Most are completely unaware of damage that could be done if their VPN password fell into the wrong hands. The notion of lateral movement within the data centre from the application users are seeking to access to other apps that are reachable has almost certainly never occurred them. The problem only multiplies when your users are actually business partners or contractors, who many need to access applications owned by a number of their customers.
Can a VPN actually be secured? Theoretically, yes, and enterprises have spent vast sums over the years attempting to do so. In practicality, however, the rise in press-worthy data breaches that can be directly traced to VPN use says no. The new Software Defined Perimeter (SDP) spec, which originated with the Department of Defence “Black Cloud” initiative and is under development by the Cloud Security Alliance, seeks to develop a usable alternative to the VPN.

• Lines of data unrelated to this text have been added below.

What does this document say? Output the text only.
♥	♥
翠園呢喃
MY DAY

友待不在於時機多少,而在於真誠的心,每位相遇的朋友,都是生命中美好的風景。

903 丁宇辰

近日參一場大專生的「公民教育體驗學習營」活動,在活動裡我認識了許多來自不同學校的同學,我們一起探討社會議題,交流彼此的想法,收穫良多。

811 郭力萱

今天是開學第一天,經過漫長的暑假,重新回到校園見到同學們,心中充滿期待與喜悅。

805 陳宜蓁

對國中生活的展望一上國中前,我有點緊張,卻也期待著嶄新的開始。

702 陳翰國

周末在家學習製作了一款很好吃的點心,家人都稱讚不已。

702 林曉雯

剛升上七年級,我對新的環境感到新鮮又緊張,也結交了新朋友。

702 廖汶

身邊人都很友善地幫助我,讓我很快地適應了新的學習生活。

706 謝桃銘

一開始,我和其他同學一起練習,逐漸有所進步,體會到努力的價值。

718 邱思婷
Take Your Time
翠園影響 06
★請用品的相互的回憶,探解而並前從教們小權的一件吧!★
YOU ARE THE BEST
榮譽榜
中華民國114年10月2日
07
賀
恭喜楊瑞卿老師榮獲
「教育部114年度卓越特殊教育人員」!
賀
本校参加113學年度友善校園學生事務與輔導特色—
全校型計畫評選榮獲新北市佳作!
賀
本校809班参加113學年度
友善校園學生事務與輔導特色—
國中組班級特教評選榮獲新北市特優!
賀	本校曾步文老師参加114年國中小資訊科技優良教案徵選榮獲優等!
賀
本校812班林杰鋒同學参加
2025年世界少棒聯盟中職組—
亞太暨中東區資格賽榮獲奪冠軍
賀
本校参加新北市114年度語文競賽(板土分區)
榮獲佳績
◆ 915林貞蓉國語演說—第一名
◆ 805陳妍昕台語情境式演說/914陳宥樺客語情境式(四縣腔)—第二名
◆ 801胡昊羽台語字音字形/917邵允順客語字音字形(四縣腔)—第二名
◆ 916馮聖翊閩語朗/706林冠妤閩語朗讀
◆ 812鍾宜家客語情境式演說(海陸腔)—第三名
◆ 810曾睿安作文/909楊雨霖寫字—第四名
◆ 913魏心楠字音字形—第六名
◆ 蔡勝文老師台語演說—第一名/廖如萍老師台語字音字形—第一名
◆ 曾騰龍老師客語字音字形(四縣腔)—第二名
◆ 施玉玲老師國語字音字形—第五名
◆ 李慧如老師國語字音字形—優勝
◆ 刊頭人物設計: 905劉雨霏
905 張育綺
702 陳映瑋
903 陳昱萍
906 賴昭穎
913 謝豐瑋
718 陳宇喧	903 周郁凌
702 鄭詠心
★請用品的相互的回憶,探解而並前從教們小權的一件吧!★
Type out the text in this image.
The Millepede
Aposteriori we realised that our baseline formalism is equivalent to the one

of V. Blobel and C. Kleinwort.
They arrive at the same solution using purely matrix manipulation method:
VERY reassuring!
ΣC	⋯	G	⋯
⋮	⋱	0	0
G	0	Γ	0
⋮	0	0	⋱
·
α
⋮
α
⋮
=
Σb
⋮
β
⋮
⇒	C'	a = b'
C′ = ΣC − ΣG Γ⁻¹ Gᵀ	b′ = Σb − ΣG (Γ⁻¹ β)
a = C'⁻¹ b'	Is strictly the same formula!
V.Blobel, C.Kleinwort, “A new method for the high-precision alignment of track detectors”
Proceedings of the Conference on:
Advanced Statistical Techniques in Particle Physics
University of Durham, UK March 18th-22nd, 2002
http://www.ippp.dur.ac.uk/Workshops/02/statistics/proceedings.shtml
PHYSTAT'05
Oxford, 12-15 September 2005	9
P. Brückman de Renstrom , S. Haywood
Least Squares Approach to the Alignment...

SDPs grant authenticated users access to authorized applications at Layer 7, instead of the Layer 3 network connection utilised by VPNs. The specification includes provisions for strong authentication and zero trust, as well as ensuring that traffic cannot move laterally from the selected apps to others in the data centre.
As the specification evolves, it may appear to require that the enterprise walk away from an infrastructure investment that has already been made. Such investment may be perceived as a “sunk” cost, making a new option seem unrealistically costly.
The complete picture
In reality, however, the price tag associated with operating VPNs is often much bigger than it initially appears. In comparing the solutions, it may be useful to bear in mind the additional hardware required to secure what is essentially an open Internet port in the form of a VPN. Such hardware must typically be deployed in a redundant configuration for failover.
To get a complete picture of your VPN expenses, all factors must be considered. It's not just a box in a data centre that's involved. It's factors such as load balancing, user behaviour and network security. Adding these factors to the calculation mix will provide you with a much more accurate measure of what your VPN is costing your organisation.